A leader in the Christian ex-gay movement is slated to speak at a conference of Hispanic evangelical pastors later this month, where she'll present her thoughts on ministering to "LGBT individuals seeking to leave homosexuality."

Janet Boynes, who identified as a lesbian for 14 years and who now leads the anti-LGBT group Called Out Ministries, said in an interview with the The Christian Post that if ministers "don't sway from what the Bible says," gay people "will not remain the same" and can reject their sexual orientation.

She also believes that "true" Christians cannot be gay.
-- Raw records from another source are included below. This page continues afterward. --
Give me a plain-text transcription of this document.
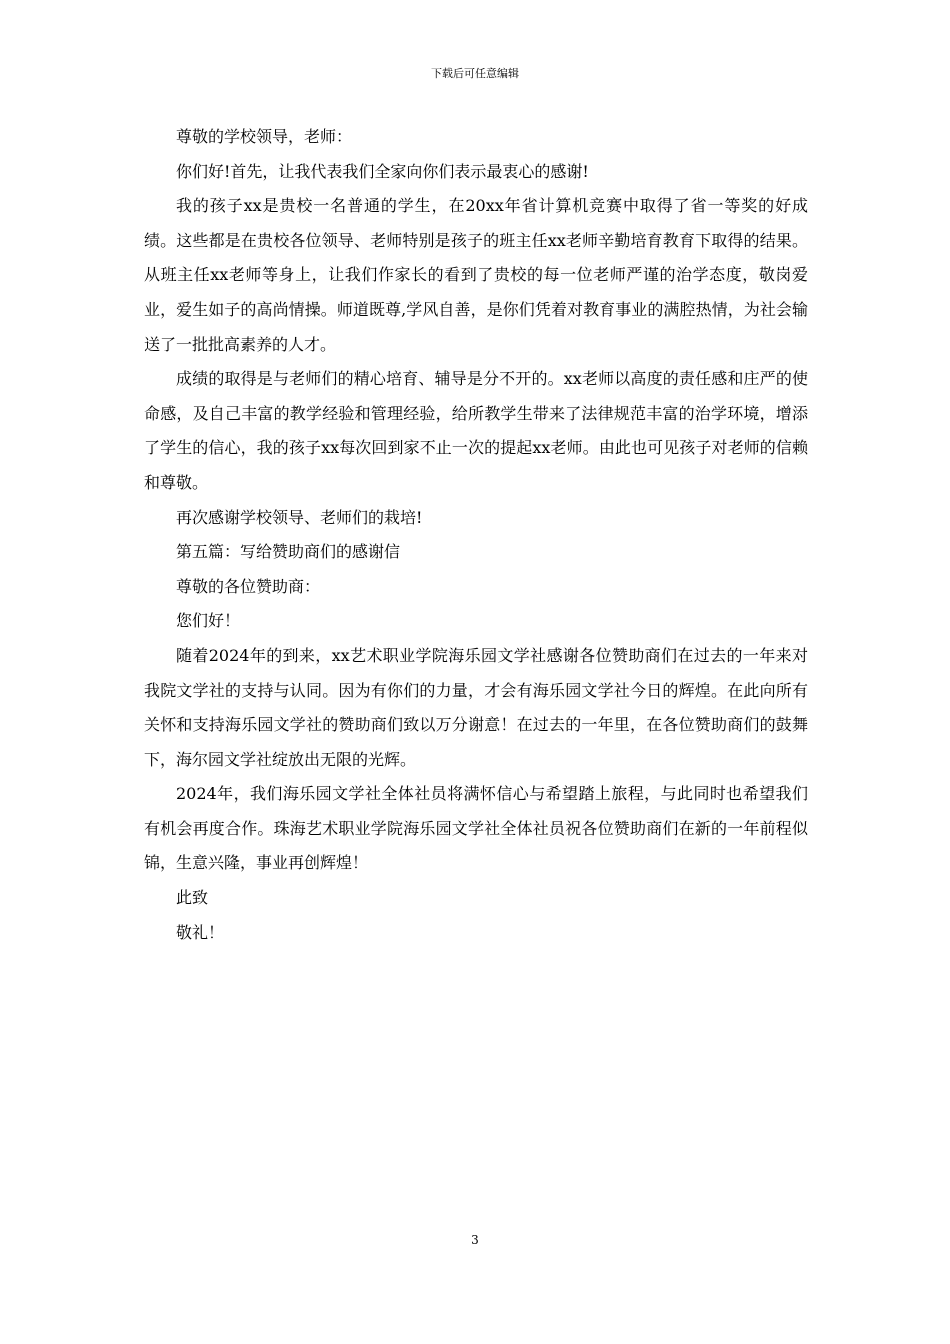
下载后可任意编辑

尊敬的学校领导，老师：

你们好!首先，让我代表我们全家向你们表示最衷心的感谢!

我的孩子xx是贵校一名普通的学生，在20xx年省计算机竞赛中取得了省一等奖的好成绩。这些都是在贵校各位领导、老师特别是孩子的班主任xx老师辛勤培育教育下取得的结果。从班主任xx老师等身上，让我们作家长的看到了贵校的每一位老师严谨的治学态度，敬岗爱业，爱生如子的高尚情操。师道既尊,学风自善，是你们凭着对教育事业的满腔热情，为社会输送了一批批高素养的人才。

成绩的取得是与老师们的精心培育、辅导是分不开的。xx老师以高度的责任感和庄严的使命感，及自己丰富的教学经验和管理经验，给所教学生带来了法律规范丰富的治学环境，增添了学生的信心，我的孩子xx每次回到家不止一次的提起xx老师。由此也可见孩子对老师的信赖和尊敬。

再次感谢学校领导、老师们的栽培!

第五篇：写给赞助商们的感谢信

尊敬的各位赞助商：

您们好！

随着2024年的到来，xx艺术职业学院海乐园文学社感谢各位赞助商们在过去的一年来对我院文学社的支持与认同。因为有你们的力量，才会有海乐园文学社今日的辉煌。在此向所有关怀和支持海乐园文学社的赞助商们致以万分谢意！在过去的一年里，在各位赞助商们的鼓舞下，海尔园文学社绽放出无限的光辉。

2024年，我们海乐园文学社全体社员将满怀信心与希望踏上旅程，与此同时也希望我们有机会再度合作。珠海艺术职业学院海乐园文学社全体社员祝各位赞助商们在新的一年前程似锦，生意兴隆，事业再创辉煌！

此致

敬礼！

3
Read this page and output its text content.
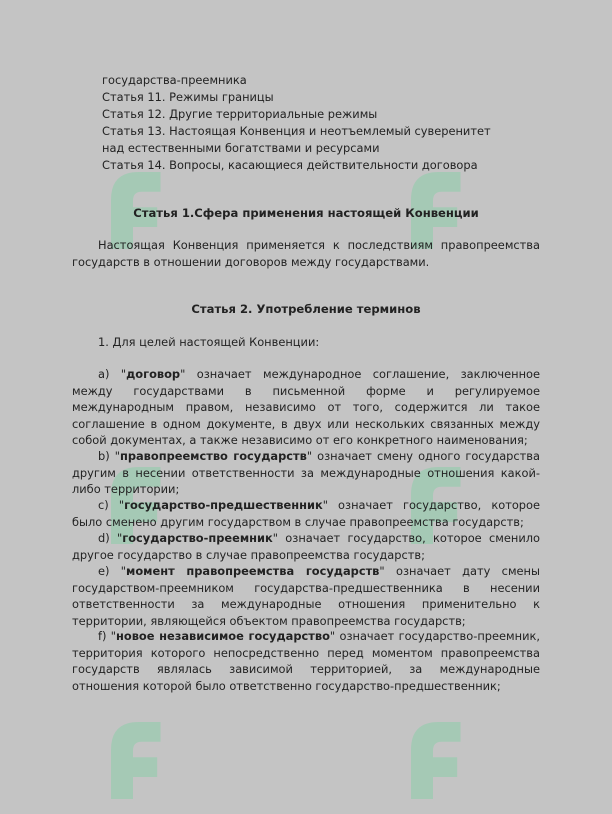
государства-преемника
Статья 11. Режимы границы
Статья 12. Другие территориальные режимы
Статья 13. Настоящая Конвенция и неотъемлемый суверенитет
над естественными богатствами и ресурсами
Статья 14. Вопросы, касающиеся действительности договора
Статья 1.Сфера применения настоящей Конвенции
Настоящая Конвенция применяется к последствиям правопреемства государств в отношении договоров между государствами.
Статья 2. Употребление терминов
1. Для целей настоящей Конвенции:
a) "договор" означает международное соглашение, заключенное между государствами в письменной форме и регулируемое международным правом, независимо от того, содержится ли такое соглашение в одном документе, в двух или нескольких связанных между собой документах, а также независимо от его конкретного наименования;
b) "правопреемство государств" означает смену одного государства другим в несении ответственности за международные отношения какой-либо территории;
c) "государство-предшественник" означает государство, которое было сменено другим государством в случае правопреемства государств;
d) "государство-преемник" означает государство, которое сменило другое государство в случае правопреемства государств;
e) "момент правопреемства государств" означает дату смены государством-преемником государства-предшественника в несении ответственности за международные отношения применительно к территории, являющейся объектом правопреемства государств;
f) "новое независимое государство" означает государство-преемник, территория которого непосредственно перед моментом правопреемства государств являлась зависимой территорией, за международные отношения которой было ответственно государство-предшественник;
"To honestly believe oneself to be gay and to be living in or presumptuously practicing a homosexual lifestyle, the answer is no, a true born-again believer cannot be a gay Christian," she said. "To claim to be a gay Christian as opposed to one who struggles, would be equivalent to someone claiming to be a Christian Muslim or a Christian Satanist, it's oxymoronic."

She claims LGBT people reject God.

"Two conflicting identities cannot cohabit as one agreeable identity; that is schizophrenia. It is God's will that his born-again children be pure from sexual sin, and anyone who rejects this truth rejects God," she said.

Boynes will speak at the Una Voz conference in San Diego at the end of April. The event is sponsored by the National Hispanic Christian Leadership Conference, which calls itself "the largest Latino Christian organization in America," representing "40,118 evangelical congregations and 52 denominations."

The belief that sexual orientation can be altered through prayer is rejected by most mainstream Christian denominations.

So-called conversion therapy is a controversial and scientifically discredited movement that purports to alter one's sexuality. It is banned for use on minors in California and New Jersey.

According to the American Psychological Association, these therapies are "based on a view of homosexuality that has been rejected by all the major mental health professions."

Last summer an ex-gay event in Washington, D.C., planned for thousands of participants. but fewer than a dozen actually participated, according to LGBTQNation.com.